Do admission platforms help students find the right course?
January 26, 2026 Education
Every year, national admission systems attempt to match millions of applicants with their preferred schools and universities. Yet their coordination efforts are undermined as they operate alongside private programs and informal routes, allowing students to hedge their bets by applying both on and off the platform. New research by an expert team including Olivier De Groote (Director, TSE Human Capital Center), former TSE PhD student Anaïs Fabre and TSE associate Arnaud Maurel investigates the impacts in French higher education. Their NBER working paper reveals how to design fair and efficient systems when centralized platforms compete with alternative options.
What’s the problem with national admissions systems?
Centralized matching platforms rarely capture the entire higher-education market. In most cases, private schools and specialized tracks make offers outside the national system. Students therefore face a strategic decision: Should I participate fully on the platform or rely on off-platform options as a back-up?
Naturally, many students delay decisions while waiting for private offers, but this blocks others from receiving opportunities. The result is longer waiting times, lower overall satisfaction, and a mismatch between student preferences and available places. These bottlenecks – caused by partial participation in the centralized mechanism – have received scant attention from researchers and policymakers, and yet they have profound implications for the efficiency and equity of the whole system.

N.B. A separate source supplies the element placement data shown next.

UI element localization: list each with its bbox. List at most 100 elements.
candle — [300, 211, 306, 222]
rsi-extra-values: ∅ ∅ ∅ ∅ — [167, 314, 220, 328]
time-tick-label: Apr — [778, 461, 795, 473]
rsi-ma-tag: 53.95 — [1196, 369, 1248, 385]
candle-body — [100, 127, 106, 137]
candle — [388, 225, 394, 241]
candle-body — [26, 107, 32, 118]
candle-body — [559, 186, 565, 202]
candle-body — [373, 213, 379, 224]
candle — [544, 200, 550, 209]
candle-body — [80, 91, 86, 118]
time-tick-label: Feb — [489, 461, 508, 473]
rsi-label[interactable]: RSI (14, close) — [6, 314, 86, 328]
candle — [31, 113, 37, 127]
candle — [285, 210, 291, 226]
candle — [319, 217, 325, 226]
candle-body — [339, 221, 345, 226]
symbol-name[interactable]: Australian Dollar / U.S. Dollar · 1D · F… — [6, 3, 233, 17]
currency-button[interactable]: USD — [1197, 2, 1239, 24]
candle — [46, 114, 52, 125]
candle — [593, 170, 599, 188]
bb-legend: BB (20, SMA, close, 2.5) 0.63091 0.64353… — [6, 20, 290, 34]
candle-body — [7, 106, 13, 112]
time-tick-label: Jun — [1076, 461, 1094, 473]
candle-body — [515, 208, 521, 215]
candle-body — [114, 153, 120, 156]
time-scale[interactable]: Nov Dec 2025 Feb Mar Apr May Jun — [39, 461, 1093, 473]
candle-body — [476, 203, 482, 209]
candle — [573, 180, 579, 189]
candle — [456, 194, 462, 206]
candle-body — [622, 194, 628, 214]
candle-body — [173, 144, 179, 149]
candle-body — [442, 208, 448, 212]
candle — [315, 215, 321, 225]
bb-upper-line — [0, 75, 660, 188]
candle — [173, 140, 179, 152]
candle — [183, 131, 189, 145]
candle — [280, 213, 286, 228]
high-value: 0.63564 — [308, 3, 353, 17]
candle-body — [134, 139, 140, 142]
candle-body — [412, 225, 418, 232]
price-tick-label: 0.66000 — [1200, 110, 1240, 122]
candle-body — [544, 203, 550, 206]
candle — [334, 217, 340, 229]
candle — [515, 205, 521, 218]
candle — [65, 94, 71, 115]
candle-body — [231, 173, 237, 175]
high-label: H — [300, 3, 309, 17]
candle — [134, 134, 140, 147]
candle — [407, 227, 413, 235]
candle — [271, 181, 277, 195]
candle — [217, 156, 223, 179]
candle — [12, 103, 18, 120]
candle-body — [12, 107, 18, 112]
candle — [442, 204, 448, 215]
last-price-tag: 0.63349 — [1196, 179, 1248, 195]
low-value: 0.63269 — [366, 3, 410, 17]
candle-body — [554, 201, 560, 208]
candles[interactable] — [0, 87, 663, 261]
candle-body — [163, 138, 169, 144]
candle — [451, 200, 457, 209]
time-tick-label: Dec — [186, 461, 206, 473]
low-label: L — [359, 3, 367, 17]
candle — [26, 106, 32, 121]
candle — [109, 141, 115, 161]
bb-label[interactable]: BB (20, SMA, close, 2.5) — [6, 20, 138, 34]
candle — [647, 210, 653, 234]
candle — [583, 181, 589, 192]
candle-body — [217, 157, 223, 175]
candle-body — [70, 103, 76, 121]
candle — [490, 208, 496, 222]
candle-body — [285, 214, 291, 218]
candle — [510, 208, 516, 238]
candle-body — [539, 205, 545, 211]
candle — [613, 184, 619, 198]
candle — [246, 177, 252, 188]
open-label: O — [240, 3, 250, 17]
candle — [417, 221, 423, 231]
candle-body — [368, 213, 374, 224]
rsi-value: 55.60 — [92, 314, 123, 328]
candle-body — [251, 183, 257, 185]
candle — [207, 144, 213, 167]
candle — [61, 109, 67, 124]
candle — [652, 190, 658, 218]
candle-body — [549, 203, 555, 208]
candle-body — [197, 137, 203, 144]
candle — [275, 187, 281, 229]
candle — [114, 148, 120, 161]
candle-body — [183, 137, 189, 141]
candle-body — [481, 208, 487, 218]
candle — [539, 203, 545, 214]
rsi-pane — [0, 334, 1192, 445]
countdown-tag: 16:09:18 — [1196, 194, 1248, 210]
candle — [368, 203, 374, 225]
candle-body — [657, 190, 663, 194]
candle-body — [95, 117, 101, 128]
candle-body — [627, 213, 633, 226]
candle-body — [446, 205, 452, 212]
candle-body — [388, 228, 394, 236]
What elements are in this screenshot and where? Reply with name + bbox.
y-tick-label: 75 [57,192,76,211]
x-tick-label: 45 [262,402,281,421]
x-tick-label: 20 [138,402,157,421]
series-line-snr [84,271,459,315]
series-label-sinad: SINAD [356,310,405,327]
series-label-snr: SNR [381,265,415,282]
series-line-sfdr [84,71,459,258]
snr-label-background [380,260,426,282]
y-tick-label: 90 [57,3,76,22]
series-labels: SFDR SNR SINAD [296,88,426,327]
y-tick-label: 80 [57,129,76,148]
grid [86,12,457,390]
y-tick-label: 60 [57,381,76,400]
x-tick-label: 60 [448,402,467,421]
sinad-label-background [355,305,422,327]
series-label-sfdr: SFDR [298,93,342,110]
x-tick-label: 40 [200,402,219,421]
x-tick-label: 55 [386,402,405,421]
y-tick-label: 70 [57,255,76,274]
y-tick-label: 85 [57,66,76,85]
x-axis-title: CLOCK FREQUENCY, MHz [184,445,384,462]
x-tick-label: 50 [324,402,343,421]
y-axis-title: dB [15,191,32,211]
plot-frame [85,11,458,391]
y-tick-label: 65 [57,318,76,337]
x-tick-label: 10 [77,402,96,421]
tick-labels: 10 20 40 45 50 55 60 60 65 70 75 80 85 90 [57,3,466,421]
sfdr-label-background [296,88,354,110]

Why focus on French higher education?
France used to have a uniquely transparent multi-round matching mechanism. In this mechanism, students submit ranked lists of preferred programs to a central platform. Offers arrive in three rounds. Students can choose to accept, refuse, or wait until the final round. Declined places are reallocated. This sequential mechanism can help students to match with higher-ranked programs, with knock-on benefits for their graduation outcomes and welfare. However, students can also face increased uncertainty if admissions are delayed, making it harder to plan key decisions about housing, finances, or a student job.
This setting makes it possible to investigate empirically whether a sequential procedure can mitigate the ‘bottleneck’ effects of off-platform behavior, comparing how much different admission designs slow down admissions, leave seats empty, or change who ends up where. Combining detailed administrative data on students’ applications and decisions, we built a model that captures the key trade-off and allows us to simulate how changing the system would affect outcomes.
How does the French system stand up against alternatives?
Compared with a standard one-round system where students must accept or reject immediately, France’s three-round system leads to more and better matches, a 5.4% decrease in the share of students who drop out without a degree, and a substantial welfare gain for all socioeconomic groups. In particular, the share of students accepting an offer through the platform rises by three percentage points.
The main benefits are experienced by students who do not receive an offer from their top-ranked program in the first round. For these students, we calculate that having the option to wait provides an average gain equivalent to studying 861km closer to home. That’s roughly the distance from Paris to Milan.
Who gains most? Are students treated fairly?
Students from vocational and technological tracks are the most likely to gain a match through the sequential mechanism, while academic-track students are more likely to enroll in a higher-ranked program than they would under a single-round system.
Our study shows that holding out for a better offer can bring substantial benefits. We find that about one in three students who delay ultimately receive an offer from a higher-ranked program. Receiving such an offer is linked to a lower probability of dropping out from higher education without a degree.
Unfortunately, the benefits are unevenly spread. Among students who do not initially receive their preferred offer, only 55% choose to delay. This is because waiting costs can be large. On average, we calculate that they are equivalent to the cost of studying 172km farther away from home, outweighing the benefits of receiving a better offer. These costs are even higher for poorer students, who place a higher value on immediate certainty, and can least afford to wait for better offers.
What lessons emerge for policymakers?
Policymakers need to think not only about how to propose a good initial match of students and schools, but also about how to deal with off-platform options and the timing of decisions. Our analysis provides evidence that multi-round admission mechanisms are an effective way to reduce the inefficiencies caused by off-platform options.
To avoid unintentionally widening inequalities, multi-round mechanisms should be paired with measures that lower waiting costs and reduce the burden of late offers. For example, by shortening the time between rounds and expanding access to affordable housing for students who decide on their program later.
Beyond educational settings, our research may offer insights into how to improve other allocation mechanisms that involve similar tradeoffs between waiting times and match quality, such as the waitlists used to assign public housing, access to healthcare, or deceased donor kidneys.
Mechanism design is not just a technical exercise. It impacts how people experience opportunity. Even small design tweaks can have large social returns. When admission systems are clear and predictable, they reduce stress, improve fairness, and help students make better decisions.
KEY TAKEAWAYS
• Market congestion – Even well-designed national admission systems suffer from bottlenecks when many applicants wait for off-platform offers.
• Sequential admissions work best – France’s three-round system generated more matches than a single-round alternative, raising graduation rates and overall welfare.
• Inequalities persist – Large waiting costs prevent many students, especially those from poorer backgrounds, from holding out for better offers.